De forma um tanto oblíqua, sem querer comprometer-se com a própria fala (como se alguém esperasse por isso), Bolsonaro apenas se limitou a dizer que respeitassem o direito de ir e vir. Assim mesmo, de forma genérica, sem materializar o conceito num exemplo concreto, para não permitir ao ouvinte sequer imaginar qualquer cena em que coubesse a frase. Quem cala consente, o atual mandatário do país com seu silêncio, deu apoio ao movimento golpista que toma as estradas e promove desabastecimento de prateleiras. Seu silêncio é motor para que seus apoiadores tomem as ruas, fechem mais estradas.

Enquanto vemos parte da extrema direita se organizando sem determinação de um "líder supremo", inevitável o questionamento sobre o que os partidos de esquerda com representação no Estado pretendem fazer diante da crise instaurada pelo golpe em andamento. Se o silêncio de Bolsonaro é combustível para os golpistas, o silêncio de Lula possui o mesmo efeito.

A Polícia Federal Rodoviária aparelhada por Bolsonaro está descumprindo ordem do Judiciário, o que denota a fraqueza do Estado Democrático de Direitos diante do Estado Armado. E os 60 milhões de eleitores do Lula, alguém já convocou? Lula, o conciliador (e isso nunca será um elogio neste contexto), já deveria ter chamado seus apoiadores há tempos para que tomassem as ruas. Não para desfazer barricadas, já que pessoas sensatas não devem se aproximar desses desordeiros de extrema direita, armados e municiados de ódio. Mas, para mandar no Estado. Reza a lenda que, neste Estado, o poder emana do seu povo. Sabemos, Lula não o fará.

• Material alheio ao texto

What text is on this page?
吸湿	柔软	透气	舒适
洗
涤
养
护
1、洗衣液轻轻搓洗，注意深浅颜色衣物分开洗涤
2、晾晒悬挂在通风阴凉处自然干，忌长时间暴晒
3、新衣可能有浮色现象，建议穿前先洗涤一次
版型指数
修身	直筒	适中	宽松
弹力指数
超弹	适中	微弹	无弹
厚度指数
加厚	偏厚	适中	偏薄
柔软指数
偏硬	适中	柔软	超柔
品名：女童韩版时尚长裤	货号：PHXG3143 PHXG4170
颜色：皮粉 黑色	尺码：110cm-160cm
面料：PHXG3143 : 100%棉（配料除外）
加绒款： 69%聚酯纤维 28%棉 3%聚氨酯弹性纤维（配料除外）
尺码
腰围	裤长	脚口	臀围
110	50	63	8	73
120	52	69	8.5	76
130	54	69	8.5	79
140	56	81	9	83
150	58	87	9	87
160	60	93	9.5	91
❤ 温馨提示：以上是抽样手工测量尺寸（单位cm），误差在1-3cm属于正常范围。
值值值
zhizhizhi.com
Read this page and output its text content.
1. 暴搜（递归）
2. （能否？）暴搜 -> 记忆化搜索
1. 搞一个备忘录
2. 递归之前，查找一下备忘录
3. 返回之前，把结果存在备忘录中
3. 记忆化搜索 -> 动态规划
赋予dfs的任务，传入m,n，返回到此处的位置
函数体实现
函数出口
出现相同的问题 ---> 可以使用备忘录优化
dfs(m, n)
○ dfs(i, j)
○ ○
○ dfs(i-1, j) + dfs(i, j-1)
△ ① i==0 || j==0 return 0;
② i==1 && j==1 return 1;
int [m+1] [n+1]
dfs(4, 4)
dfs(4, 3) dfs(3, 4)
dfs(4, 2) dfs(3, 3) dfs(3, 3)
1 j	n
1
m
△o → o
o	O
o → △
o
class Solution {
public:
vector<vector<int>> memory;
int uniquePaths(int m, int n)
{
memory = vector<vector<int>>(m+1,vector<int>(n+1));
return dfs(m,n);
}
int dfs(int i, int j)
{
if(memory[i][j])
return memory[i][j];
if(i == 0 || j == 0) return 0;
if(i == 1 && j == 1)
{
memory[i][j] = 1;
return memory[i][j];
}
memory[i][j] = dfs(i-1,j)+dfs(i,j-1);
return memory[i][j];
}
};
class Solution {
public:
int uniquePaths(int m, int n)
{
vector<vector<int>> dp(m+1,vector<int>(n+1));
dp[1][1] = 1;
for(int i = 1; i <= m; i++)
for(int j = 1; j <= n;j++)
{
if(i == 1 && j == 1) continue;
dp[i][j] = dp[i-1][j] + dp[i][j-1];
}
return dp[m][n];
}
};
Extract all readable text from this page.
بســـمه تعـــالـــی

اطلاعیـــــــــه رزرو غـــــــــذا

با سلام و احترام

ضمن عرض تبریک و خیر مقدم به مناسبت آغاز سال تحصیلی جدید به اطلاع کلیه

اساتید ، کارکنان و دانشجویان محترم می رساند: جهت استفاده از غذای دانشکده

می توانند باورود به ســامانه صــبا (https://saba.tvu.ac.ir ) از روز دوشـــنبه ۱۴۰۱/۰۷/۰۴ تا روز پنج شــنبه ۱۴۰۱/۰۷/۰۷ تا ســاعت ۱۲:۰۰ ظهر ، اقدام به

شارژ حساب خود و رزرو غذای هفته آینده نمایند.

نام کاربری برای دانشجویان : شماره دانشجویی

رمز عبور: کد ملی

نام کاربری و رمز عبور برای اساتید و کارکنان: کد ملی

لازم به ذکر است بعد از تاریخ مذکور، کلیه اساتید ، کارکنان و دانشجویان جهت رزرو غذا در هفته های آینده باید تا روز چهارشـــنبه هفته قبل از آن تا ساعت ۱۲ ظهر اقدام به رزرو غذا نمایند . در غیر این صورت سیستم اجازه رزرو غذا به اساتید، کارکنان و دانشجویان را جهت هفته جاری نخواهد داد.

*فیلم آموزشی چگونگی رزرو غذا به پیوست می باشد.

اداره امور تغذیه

Mais uma vez, nós, de esquerda radical, vemos a extrema direita se apropriar do discurso e da estratégia que eram para ser as nossas. Vivemos o pesadelo de um cenário político tão caótico e extremado, que nos empurra goela abaixo a obrigação de defender instituições burguesas, estas mesmas que agora se mostram fracas. Esperamos líderes que se quedam silentes e aguardamos. Depositamos nossa agência na mão de representantes que não nos representam e cruzamos os braços, delegando nossa obrigação enquanto sociedade civil organizada.

Enquanto isso, Bolsonaro se esquiva. Faz até mais sentido pensar que para os dois minutos de discurso, o presidente necessitasse de 44 horas para elaboração, a fim de medir as palavras de forma que menos lhe comprometam. Sem condenar a greve, Bolsonaro a incentiva. Sem reconhecer os resultados das urnas, ele estica a corda mais uma vez para deixar ver até onde vai a insurreição. Se ganhar adesão e tomar proporções com poder de mudança de cenário, ele leva vantagem. Sem dizer expressamente que Lula é presidente, poderá alegar que nunca reconheceu o resultado e que povo e as Forças Armadas estão ao seu lado. Golpe instaurado. Fim. Se enfraquecer, ele se pronuncia: “Não fui eu, foram vocês. Parem. Não pode fechar estrada, talkey?” E voltam os caminhoneiros rebeldes todos para casa, quietinhos, com dedo de Bolsonaro apontado para a cara, enquanto são abandonados à própria sorte. Bolsonaro é escorregadio. É como costumam ser os vermes que nos parasitam.